My .NET library has to marshal strings to a C library that expects text encoded using the system's default ANSI code page. Since .NET supports Unicode, this makes it possible for users to pass a string to the library that doesn't properly convert to ANSI. For example, on an English machine, "デスクトップ" will turn in to "?????" when passed to the C library.
To address this, I wrote a method that detects when this will happen by comparing the orginal string to a string converted using the ANSI code page. I'd like to test this method, but I really need a string that's guaranteed to be not encodable.
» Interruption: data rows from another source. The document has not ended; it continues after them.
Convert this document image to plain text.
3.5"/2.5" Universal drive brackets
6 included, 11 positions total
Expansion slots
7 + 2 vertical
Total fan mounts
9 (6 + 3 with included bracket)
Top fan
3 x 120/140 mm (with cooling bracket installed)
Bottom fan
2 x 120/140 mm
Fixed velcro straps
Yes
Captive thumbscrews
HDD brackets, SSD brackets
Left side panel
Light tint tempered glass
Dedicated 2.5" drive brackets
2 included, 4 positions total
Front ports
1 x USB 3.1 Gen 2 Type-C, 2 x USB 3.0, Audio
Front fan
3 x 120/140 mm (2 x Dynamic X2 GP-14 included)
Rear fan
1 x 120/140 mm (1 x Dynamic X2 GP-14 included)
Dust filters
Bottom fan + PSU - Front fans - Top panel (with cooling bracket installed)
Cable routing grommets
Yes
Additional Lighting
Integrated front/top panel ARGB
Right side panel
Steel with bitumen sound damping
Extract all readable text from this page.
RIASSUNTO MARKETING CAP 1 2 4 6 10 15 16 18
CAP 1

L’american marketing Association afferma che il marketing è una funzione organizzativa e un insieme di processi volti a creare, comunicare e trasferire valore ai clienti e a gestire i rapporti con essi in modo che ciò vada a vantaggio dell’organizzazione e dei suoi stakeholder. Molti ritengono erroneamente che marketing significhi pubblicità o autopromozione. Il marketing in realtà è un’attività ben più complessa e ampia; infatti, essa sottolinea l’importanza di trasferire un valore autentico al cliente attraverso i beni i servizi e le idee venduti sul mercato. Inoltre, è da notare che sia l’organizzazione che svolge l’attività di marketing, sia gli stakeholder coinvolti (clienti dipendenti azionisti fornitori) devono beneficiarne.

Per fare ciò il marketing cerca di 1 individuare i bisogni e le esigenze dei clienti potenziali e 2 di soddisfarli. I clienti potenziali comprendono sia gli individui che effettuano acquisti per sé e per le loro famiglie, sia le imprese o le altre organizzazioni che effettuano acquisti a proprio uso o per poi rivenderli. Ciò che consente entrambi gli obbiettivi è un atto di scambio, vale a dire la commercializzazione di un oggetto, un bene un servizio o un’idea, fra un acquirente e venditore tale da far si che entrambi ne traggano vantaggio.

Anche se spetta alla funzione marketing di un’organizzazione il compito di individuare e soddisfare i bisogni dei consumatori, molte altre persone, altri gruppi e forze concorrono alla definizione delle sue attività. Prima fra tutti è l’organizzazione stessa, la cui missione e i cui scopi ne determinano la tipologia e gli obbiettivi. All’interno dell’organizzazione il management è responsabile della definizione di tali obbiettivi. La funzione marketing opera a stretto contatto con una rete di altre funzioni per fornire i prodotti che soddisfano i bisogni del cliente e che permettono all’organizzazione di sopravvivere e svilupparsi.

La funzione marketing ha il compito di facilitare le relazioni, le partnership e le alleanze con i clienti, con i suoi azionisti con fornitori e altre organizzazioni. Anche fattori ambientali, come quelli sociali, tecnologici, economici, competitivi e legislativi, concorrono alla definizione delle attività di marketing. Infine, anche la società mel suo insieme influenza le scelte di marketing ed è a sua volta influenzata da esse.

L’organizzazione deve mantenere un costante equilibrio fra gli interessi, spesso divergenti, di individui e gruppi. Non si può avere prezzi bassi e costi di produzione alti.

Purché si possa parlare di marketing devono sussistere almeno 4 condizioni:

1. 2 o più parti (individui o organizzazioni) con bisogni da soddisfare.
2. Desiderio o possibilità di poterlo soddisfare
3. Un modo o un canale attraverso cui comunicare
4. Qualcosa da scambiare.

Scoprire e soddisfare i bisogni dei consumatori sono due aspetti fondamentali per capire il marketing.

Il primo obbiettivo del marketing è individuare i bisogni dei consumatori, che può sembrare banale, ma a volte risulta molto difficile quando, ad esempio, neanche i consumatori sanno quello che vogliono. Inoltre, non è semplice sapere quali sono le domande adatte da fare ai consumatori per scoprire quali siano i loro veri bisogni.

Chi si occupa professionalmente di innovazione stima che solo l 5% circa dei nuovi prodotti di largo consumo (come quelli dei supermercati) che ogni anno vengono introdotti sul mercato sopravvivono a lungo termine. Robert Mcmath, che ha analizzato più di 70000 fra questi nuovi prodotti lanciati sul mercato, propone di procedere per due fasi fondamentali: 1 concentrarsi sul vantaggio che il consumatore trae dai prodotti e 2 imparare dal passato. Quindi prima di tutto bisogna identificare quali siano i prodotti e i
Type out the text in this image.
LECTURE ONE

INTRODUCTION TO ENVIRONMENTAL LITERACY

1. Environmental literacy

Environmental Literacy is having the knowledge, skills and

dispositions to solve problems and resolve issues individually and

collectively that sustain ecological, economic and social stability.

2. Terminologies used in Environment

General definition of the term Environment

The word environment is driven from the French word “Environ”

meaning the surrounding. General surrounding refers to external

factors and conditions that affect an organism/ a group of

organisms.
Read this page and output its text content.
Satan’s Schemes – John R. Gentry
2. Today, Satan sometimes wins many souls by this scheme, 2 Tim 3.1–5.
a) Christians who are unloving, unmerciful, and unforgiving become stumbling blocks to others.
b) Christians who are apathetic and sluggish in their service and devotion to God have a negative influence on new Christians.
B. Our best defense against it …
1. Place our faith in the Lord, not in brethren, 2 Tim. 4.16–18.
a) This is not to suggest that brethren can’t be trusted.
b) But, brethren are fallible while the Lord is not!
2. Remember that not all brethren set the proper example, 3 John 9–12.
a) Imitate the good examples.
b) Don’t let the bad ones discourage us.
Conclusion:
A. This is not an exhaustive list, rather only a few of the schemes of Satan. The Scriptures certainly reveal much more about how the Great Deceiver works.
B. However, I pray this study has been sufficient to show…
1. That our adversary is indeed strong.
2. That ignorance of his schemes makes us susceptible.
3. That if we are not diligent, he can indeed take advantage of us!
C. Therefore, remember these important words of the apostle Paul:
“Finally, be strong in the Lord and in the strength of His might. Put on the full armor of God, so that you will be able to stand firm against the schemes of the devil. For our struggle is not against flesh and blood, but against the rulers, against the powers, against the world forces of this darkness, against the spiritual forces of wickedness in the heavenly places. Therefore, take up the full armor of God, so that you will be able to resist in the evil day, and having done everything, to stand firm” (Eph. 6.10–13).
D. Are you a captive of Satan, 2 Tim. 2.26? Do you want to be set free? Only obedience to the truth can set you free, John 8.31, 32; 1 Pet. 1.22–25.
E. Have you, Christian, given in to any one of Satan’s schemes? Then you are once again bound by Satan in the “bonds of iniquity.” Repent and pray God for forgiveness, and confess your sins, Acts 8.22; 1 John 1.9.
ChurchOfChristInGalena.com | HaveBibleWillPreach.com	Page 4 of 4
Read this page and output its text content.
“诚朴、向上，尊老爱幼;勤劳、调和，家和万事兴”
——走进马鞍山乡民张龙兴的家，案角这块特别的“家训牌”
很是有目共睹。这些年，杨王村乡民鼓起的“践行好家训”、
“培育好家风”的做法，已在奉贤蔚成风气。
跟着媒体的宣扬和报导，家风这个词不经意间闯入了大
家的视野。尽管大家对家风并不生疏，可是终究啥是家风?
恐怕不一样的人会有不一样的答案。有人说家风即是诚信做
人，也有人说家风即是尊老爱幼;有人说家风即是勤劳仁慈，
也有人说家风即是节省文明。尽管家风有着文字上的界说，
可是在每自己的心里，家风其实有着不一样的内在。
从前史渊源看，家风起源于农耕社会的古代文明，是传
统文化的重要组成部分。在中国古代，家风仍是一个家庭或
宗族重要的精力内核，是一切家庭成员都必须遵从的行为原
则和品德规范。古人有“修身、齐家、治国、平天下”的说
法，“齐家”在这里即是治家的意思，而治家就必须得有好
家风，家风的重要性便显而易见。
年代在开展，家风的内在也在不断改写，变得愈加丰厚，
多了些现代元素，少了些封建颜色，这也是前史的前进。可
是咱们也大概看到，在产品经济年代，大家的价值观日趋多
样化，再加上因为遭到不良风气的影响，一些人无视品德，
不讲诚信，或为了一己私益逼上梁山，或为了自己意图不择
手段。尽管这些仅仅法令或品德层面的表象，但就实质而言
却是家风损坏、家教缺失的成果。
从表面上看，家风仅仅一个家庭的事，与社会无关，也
For example, we test our code on English and Japanese machines (among other languages.) If I write the test to use the Japanese string above, the test will fail when the Japanese system properly encodes the string. I could write the test to check the current system's encoding, but then I have a maintenance nightmare every time we add/remove a new language.
Is there a unicode character that doesn't encode with any ANSI code page? Failing that, could a string be constructed with characters from enough different code pages to guarantee failure? My first attempt was to use Chinese characters since we don't cover Chinese, but apparently Japanese can convert the Chinese characters I tried.
edit I'm going to accept the answer that proposes a Georgian string for now, but was really expecting a result with a smattering of characters from different languages. I don't know if we plan on supporting Georgian so it seems OK for now. Now I have to test it on each language. Joy!